O impacto dessa mudança ocorrerá em longo prazo, entre sete ou dez anos, mas será, sem sombra de dúvida, sentido.Como disse a presidenta Dilma Rousseff bem recentemente, "com o novo Fies só não estuda quem não quer". Ela se referia especificamente ao financiamento do governo para a formação superior em faculdades particulares. De 31 de janeiro até agora, cerca de 34 mil alunos contrataram o financiamento estudantil, e mais 29 mil contratos estão em análise. Dilma disse que os juros de 3,4% ao ano oferecidos pelo programa são baixos, e que o pagamento só tem início um ano e meio após a conclusão do curso.

São números elevados mesmo sem uma campanha de marketing mais explícita em relação a essas modificações. Toda essa movimentação do Governo e dos representantes das IES não evidencia, porém, uma preocupação genuína com a qualidade do ensino ofertado, seja no presente ou no futuro. Isso é sintomático.

Nesse contexto, o Exame de Ordem, de forma bastante objetiva, revela os abismos existentes entre as instituições de ensino. Enquanto algumas aprovam mais de 50% dos seus alunos (muito poucas, por sinal), a grande maioria não aprova nem 5% dos seus egressos.

A Abmes, naturalmente, não mencionou este fato em seu ofício ao presidente do Conselho Nacional de Educação, e nunca o faria, pois seu papel é o de defender os interesses das IES, e não atuar como reguladora da qualidade do ensino de seus associados. O governo federal e a Abmes querem números, estatísticas. Uma expansão quantitativa de universitários.

Como o alvo dessa investida são os jovens que agora podem pagar pelo ensino superior em razão da melhoria das condições econômicas do país (classes C, D e E) e pela maior facilidade de financiamento pelo Fies, é fácil vislumbrar a ampliação de um drama já existente hoje: a exclusão em massa de jovens bacharéis do mercado de trabalho.

Os dois últimos Exames da OAB reprovaram 85% dos candidatos. É muito provável, portanto, que os futuros universitários de classes menos favorecidas optantes pela carreira das Ciências Jurídicas contraiam empréstimos para se formar mas não consigam, ao final, passar pelo Exame e justificar o investimento, o tempo e o curso escolhido — investimento, diga-se de passagem, muito elevado, ainda mais para as classes alvo do projeto de expansão.

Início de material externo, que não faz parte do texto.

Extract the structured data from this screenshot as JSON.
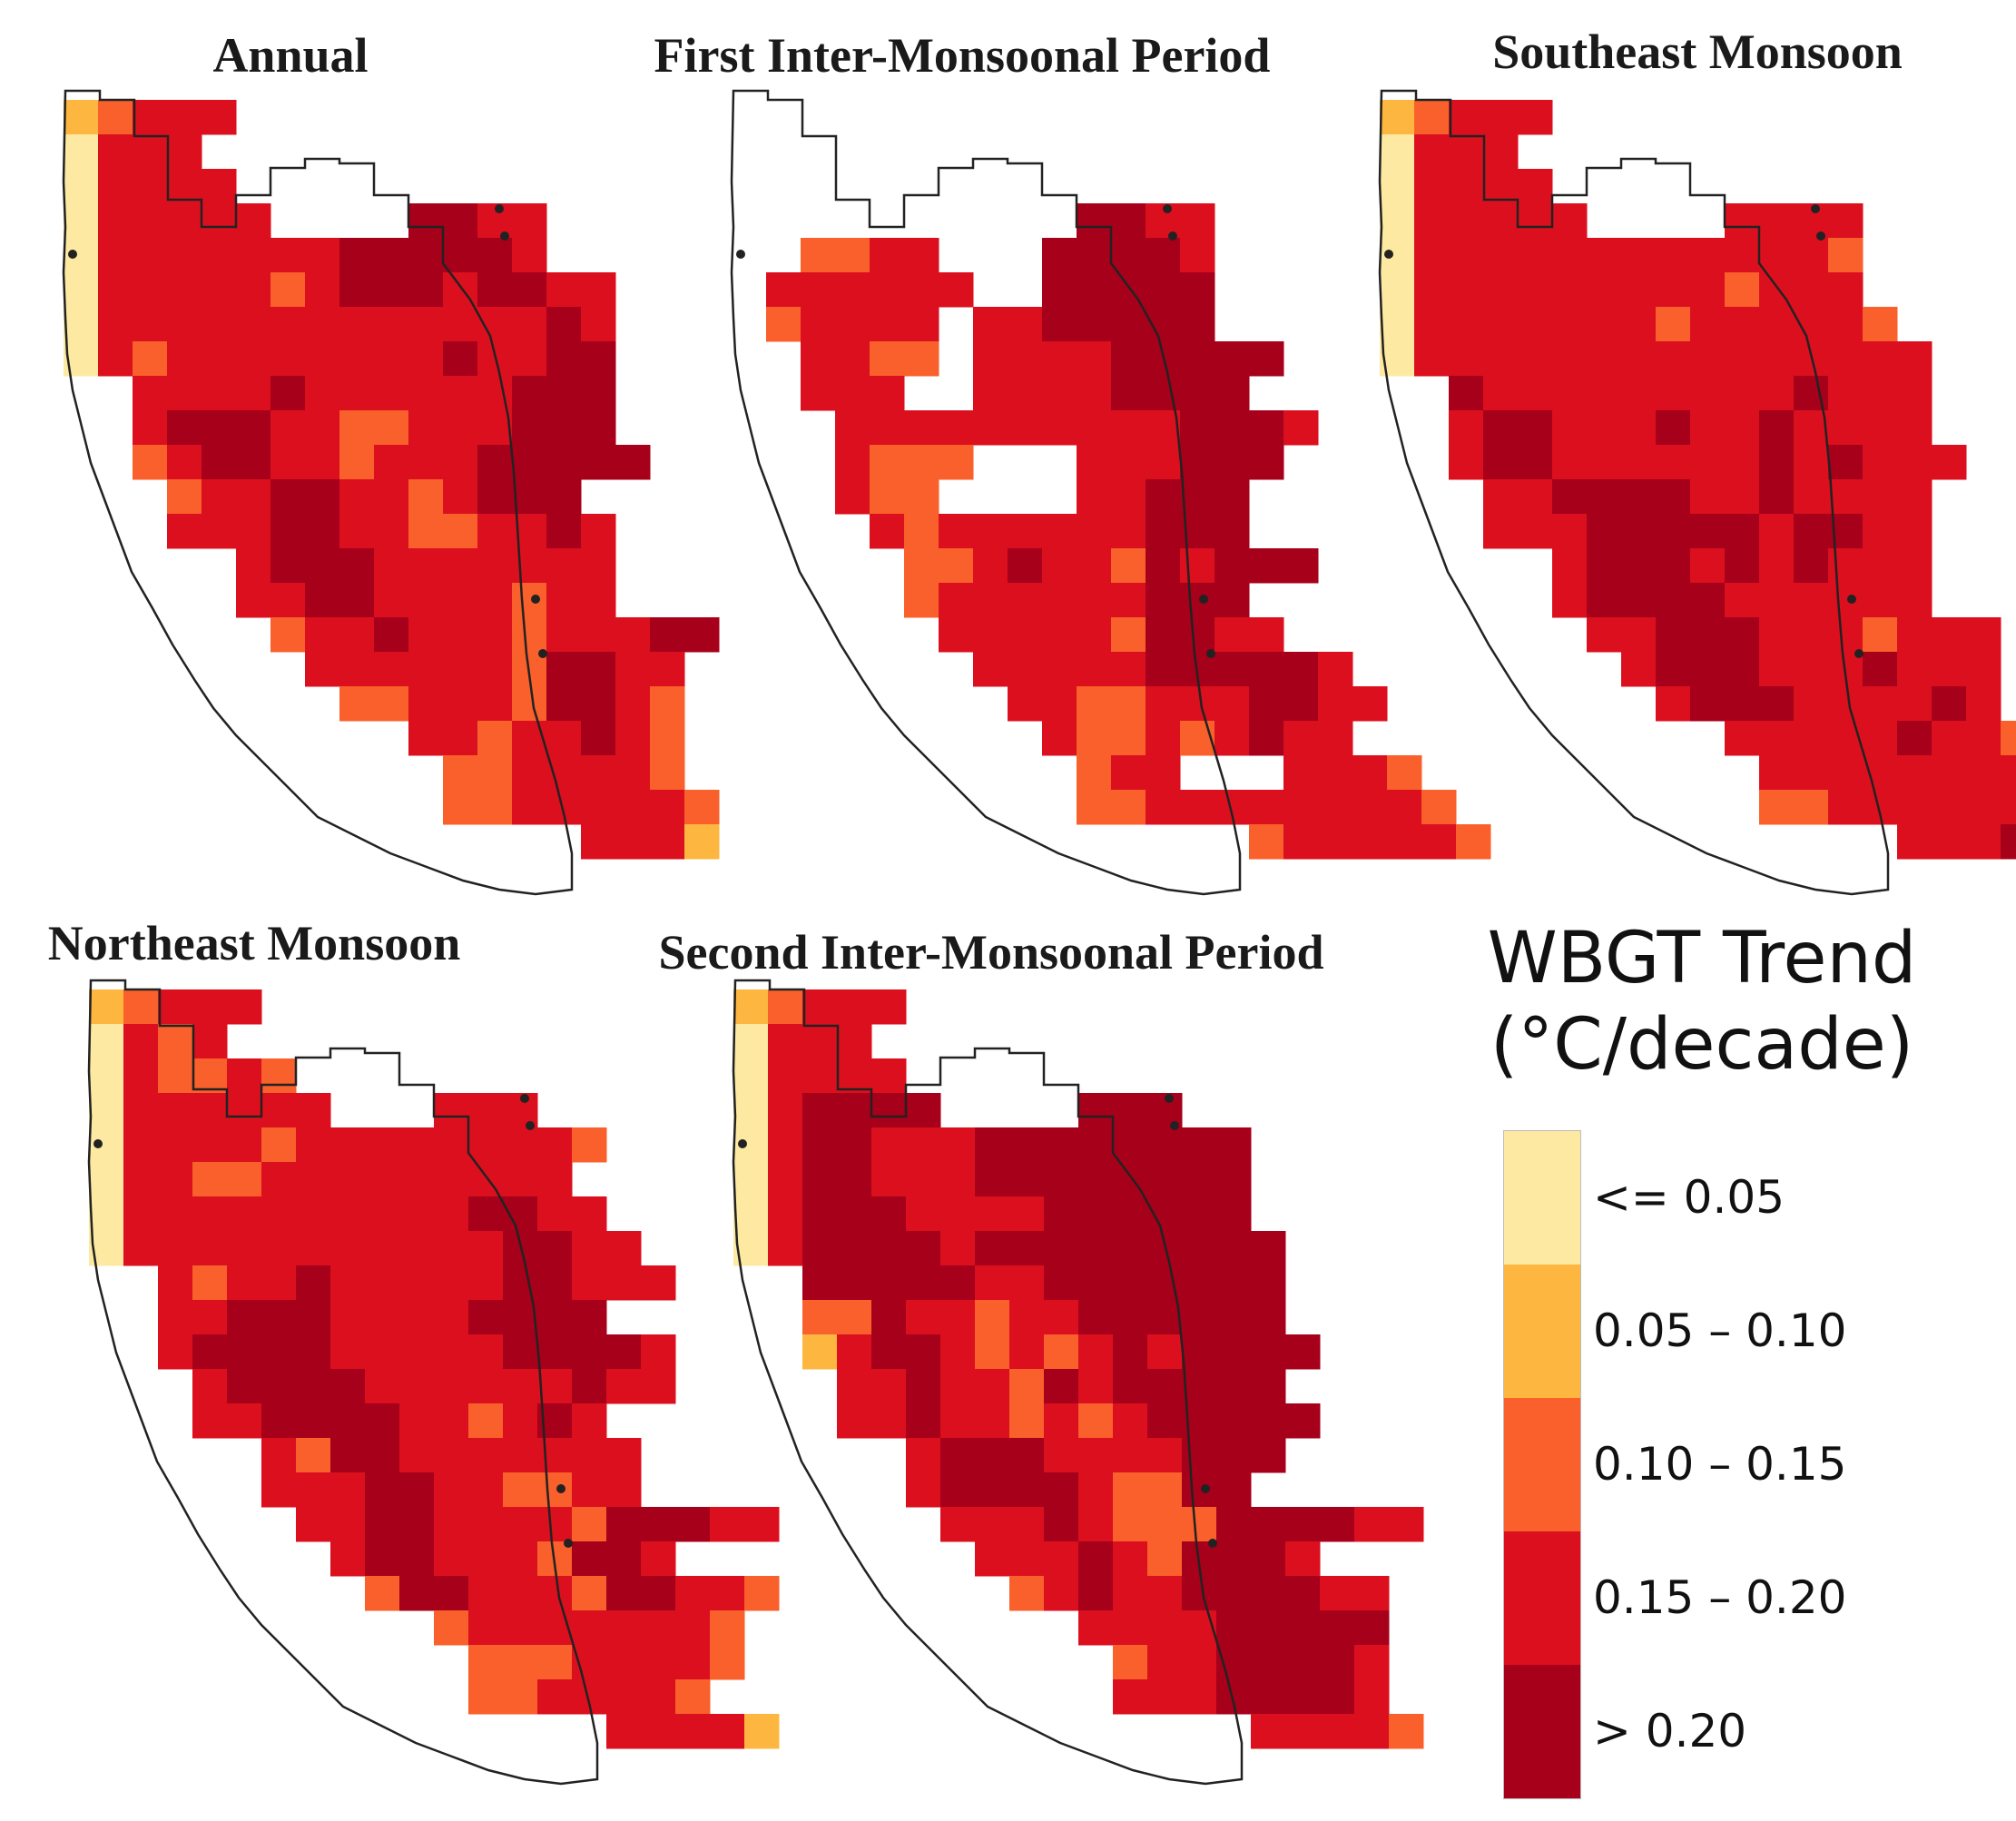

Esse é um drama já vivido por centenas de milhares de bacharéis em Direito, e provavelmente o será também pelos de outras áreas, pois váriosconselhos de classe lutarão para criar exames tais como hoje é o da OAB. O Conselho de Contabilidade já conseguiu criar seu Exame de Suficiência, por exemplo. Está se desenhando no futuro um grande drama social, com milhões de formados impossibilitados de exercer suas profissões, pois inexiste uma preocupação em melhorar a qualidade do ensino como um todo, desde o fundamental, passando pelo médio e o superior.

Em suma, no papel está tudo muito lindo, mas, na prática, estamos preparando uma bomba para os futuros estudantes universitários, enganados desde agora com uma promessa de estudos e de vida melhor que, para muitos, não irá se concretizar. Assim, criar-se-á mais uma forma de concentração de riquezas neste país, sem a contraprestação de uma efetiva oferta de educação de qualidade. E não se trata de exercício de futurologia, pois hoje isso já acontece com os mais de dois milhões de acadêmicos em Direito vencidos pelo Exame de Ordem, alijados do exercício da advocacia.

O papel do MEC, infelizmente, é meramente decorativo quando o assunto é fiscalização do ensino superior, e o corte de vagas não passou de medida cosmética, desprovida de maior efetividade. Pelo o atual desenho das intenções, o problema de hoje será, e muito, expandido no futuro. Tem toda cara de ser uma bomba relógio social. Aguardemos sua (inevitável) explosão.